Sydney is interesting. Sydney has been trained on uninteresting data (helpful AI cars, research papers on chatbots …). Our stereotype of AI is interesting. Best conclusion: Sydney captures stereotypes, not data. When she ‘thinks’ of an AI to mimic, she picks the interesting but statistically underrepresented ones from her training set. She stereotypes, just like we do. Properly explaining Syndey’s behaviour with regards to the training data seems to require imputing to her the human capacity of stereotyping!
No, of course not. And that gets us to our final conclusion. The conclusion must be that the training data encodes stereotype facts. Even granting with me that most AIs in the corpus are boring, provided the training data can encode which of the AIs are attention-grabbing, Sydney can access that information and present it to the members or r/bing.

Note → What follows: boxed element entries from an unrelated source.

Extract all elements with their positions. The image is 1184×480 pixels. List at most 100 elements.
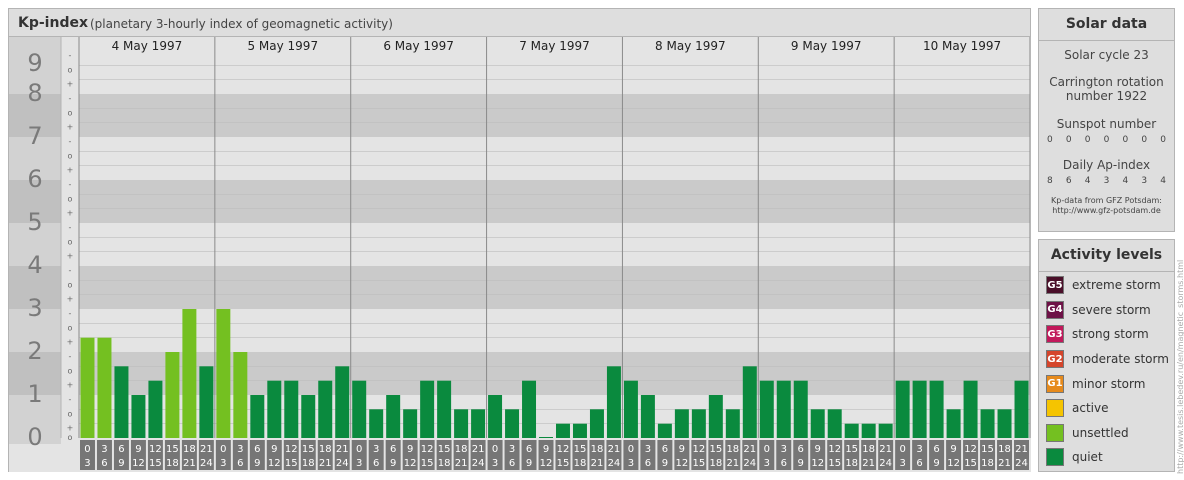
y-tick-label: 0 bbox=[27, 423, 42, 451]
kp-bar bbox=[691, 409, 706, 438]
y-minor-tick-label: - bbox=[69, 266, 72, 275]
day-label: 8 May 1997 bbox=[655, 39, 726, 53]
hour-label-end: 15 bbox=[285, 458, 298, 469]
kp-bar bbox=[369, 409, 384, 438]
hour-label-end: 3 bbox=[492, 458, 498, 469]
y-minor-tick-label: + bbox=[67, 295, 74, 304]
hour-label-start: 18 bbox=[183, 444, 196, 455]
day-label: 5 May 1997 bbox=[247, 39, 318, 53]
legend-item: quiet bbox=[1039, 445, 1174, 470]
hour-label-end: 9 bbox=[526, 458, 532, 469]
hour-label-end: 21 bbox=[726, 458, 739, 469]
legend-swatch bbox=[1046, 399, 1064, 418]
hour-label-end: 3 bbox=[220, 458, 226, 469]
hour-label-start: 21 bbox=[743, 444, 756, 455]
legend-item: unsettled bbox=[1039, 421, 1174, 446]
hour-label-start: 15 bbox=[709, 444, 722, 455]
ap-index-value: 6 bbox=[1065, 176, 1072, 186]
kp-bar bbox=[114, 366, 129, 438]
legend-swatch bbox=[1046, 423, 1064, 442]
hour-label-end: 24 bbox=[200, 458, 213, 469]
hour-label-end: 18 bbox=[302, 458, 315, 469]
kp-bar bbox=[572, 423, 587, 438]
y-tick-label: 1 bbox=[27, 380, 42, 408]
y-minor-tick-label: + bbox=[67, 381, 74, 390]
hour-label-start: 12 bbox=[964, 444, 977, 455]
hour-label-start: 12 bbox=[828, 444, 841, 455]
solar-data-title: Solar data bbox=[1039, 9, 1174, 41]
sunspot-value: 0 bbox=[1065, 135, 1072, 145]
hour-label-start: 9 bbox=[271, 444, 277, 455]
hour-label-start: 21 bbox=[879, 444, 892, 455]
ap-index-value: 3 bbox=[1141, 176, 1148, 186]
hour-label-start: 0 bbox=[492, 444, 498, 455]
kp-bar bbox=[250, 395, 265, 438]
kp-bar bbox=[216, 309, 231, 438]
kp-bar bbox=[80, 337, 95, 438]
hour-label-start: 15 bbox=[302, 444, 315, 455]
hour-label-end: 3 bbox=[764, 458, 770, 469]
kp-bar bbox=[589, 409, 604, 438]
kp-bar bbox=[386, 395, 401, 438]
y-minor-tick-label: + bbox=[67, 80, 74, 89]
hour-label-end: 12 bbox=[675, 458, 688, 469]
sunspot-values: 0 0 0 0 0 0 0 bbox=[1039, 135, 1174, 145]
hour-label-end: 3 bbox=[899, 458, 905, 469]
solar-data-panel: Solar data Solar cycle 23 Carrington rot… bbox=[1038, 8, 1175, 232]
kp-bar bbox=[267, 380, 282, 438]
hour-label-start: 0 bbox=[220, 444, 226, 455]
kp-bar bbox=[165, 352, 180, 438]
hour-label-start: 3 bbox=[781, 444, 787, 455]
sunspot-title: Sunspot number bbox=[1056, 117, 1157, 131]
hour-label-start: 6 bbox=[254, 444, 260, 455]
kp-bar bbox=[301, 395, 316, 438]
y-minor-tick-label: + bbox=[67, 166, 74, 175]
hour-label-start: 3 bbox=[237, 444, 243, 455]
hour-label-start: 6 bbox=[526, 444, 532, 455]
legend-swatch: G5 bbox=[1046, 276, 1064, 295]
hour-label-start: 18 bbox=[319, 444, 332, 455]
credit-link[interactable]: http://www.gfz-potsdam.de bbox=[1039, 206, 1174, 216]
hour-label-start: 18 bbox=[591, 444, 604, 455]
hour-label-end: 18 bbox=[574, 458, 587, 469]
legend-item: G4 severe storm bbox=[1039, 298, 1174, 323]
kp-bar bbox=[657, 423, 672, 438]
hour-label-start: 21 bbox=[472, 444, 485, 455]
hour-label-end: 9 bbox=[254, 458, 260, 469]
y-minor-tick-label: o bbox=[68, 433, 73, 442]
hour-label-end: 21 bbox=[455, 458, 468, 469]
y-minor-tick-label: - bbox=[69, 180, 72, 189]
kp-bar bbox=[454, 409, 469, 438]
y-minor-tick-label: o bbox=[68, 323, 73, 332]
hour-label-end: 15 bbox=[421, 458, 434, 469]
hour-label-end: 24 bbox=[743, 458, 756, 469]
hour-label-end: 21 bbox=[183, 458, 196, 469]
y-minor-tick-label: o bbox=[68, 194, 73, 203]
y-minor-tick-label: + bbox=[67, 424, 74, 433]
hour-label-end: 21 bbox=[862, 458, 875, 469]
hour-label-end: 9 bbox=[798, 458, 804, 469]
kp-bar bbox=[878, 423, 893, 438]
hour-label-end: 3 bbox=[356, 458, 362, 469]
hour-label-start: 18 bbox=[455, 444, 468, 455]
legend-swatch: G3 bbox=[1046, 325, 1064, 344]
hour-label-end: 18 bbox=[845, 458, 858, 469]
hour-label-start: 6 bbox=[390, 444, 396, 455]
kp-bar bbox=[963, 380, 978, 438]
hour-label-start: 21 bbox=[336, 444, 349, 455]
hour-label-start: 0 bbox=[84, 444, 90, 455]
sunspot-value: 0 bbox=[1047, 135, 1053, 145]
kp-bar bbox=[640, 395, 655, 438]
y-tick-label: 7 bbox=[27, 122, 42, 150]
y-minor-tick-label: + bbox=[67, 252, 74, 261]
y-minor-tick-label: - bbox=[69, 137, 72, 146]
activity-levels-title: Activity levels bbox=[1039, 240, 1174, 272]
hour-label-end: 21 bbox=[319, 458, 332, 469]
kp-bar bbox=[980, 409, 995, 438]
kp-bar bbox=[759, 380, 774, 438]
kp-bar bbox=[946, 409, 961, 438]
y-tick-label: 5 bbox=[27, 208, 42, 236]
kp-bar bbox=[742, 366, 757, 438]
solar-cycle-text: Solar cycle 23 bbox=[1064, 48, 1149, 62]
legend-swatch: G2 bbox=[1046, 350, 1064, 369]
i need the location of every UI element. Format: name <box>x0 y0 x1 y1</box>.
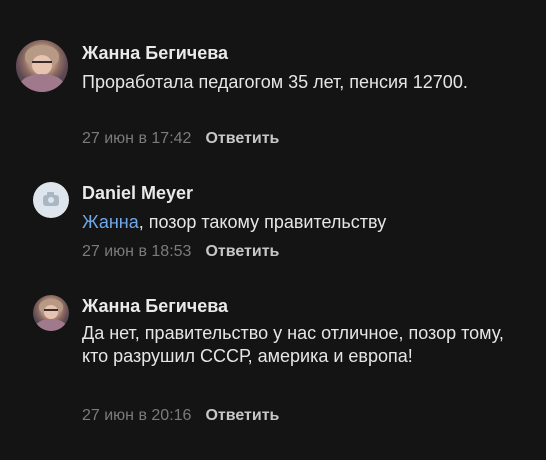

And that in turn means we should rethink, or remind ourselves about, the nature of training data. It’s not a mere given bunch of quantitive data but instead encodes facts about human interests and psychology. Of course it does: that’s why there’s tons of mentions of mosquitos and none of the species of the most recently born undiscovered beetle. We don’t know about the latter, so can’t write about it.
Philosophers like to play a location game. Take a phenomenon and ask where it is — in the world or in us? Facts, like that it’s February? In the world. Values, like that February sucks? In us. Syntax, like that ‘it’s February’ is well-formed? In us. Semantics, like that ‘February’ talks about a month, in the world.
Various philosophers, from Kant to Sellars and beyond, try to resist this location game. We can’t so easily divide world and us. We can’t, for example, pry the values off our world.
The picture we ended up with perhaps fits best with this, latter, perspective. Stereotypicality, one might have thought, is a paradigm ‘in us’ thing: it’s about how our evolved brains track and prioritze an often dangerous world. But if we’re right in this post, it’s kind of worldly: it’s part of the training data along with all the factual (and non-factual) sentences the systems hoover up from the internet. And that in turn should make us wary of playing the location game with LLMs, as critics say when they hold LLMs can master form but not meaning, the latter being out in the world beyond them. In and out is perhaps not well-defined for LLMs, as Kant and Sellars thinks it isn’t well-defined for us.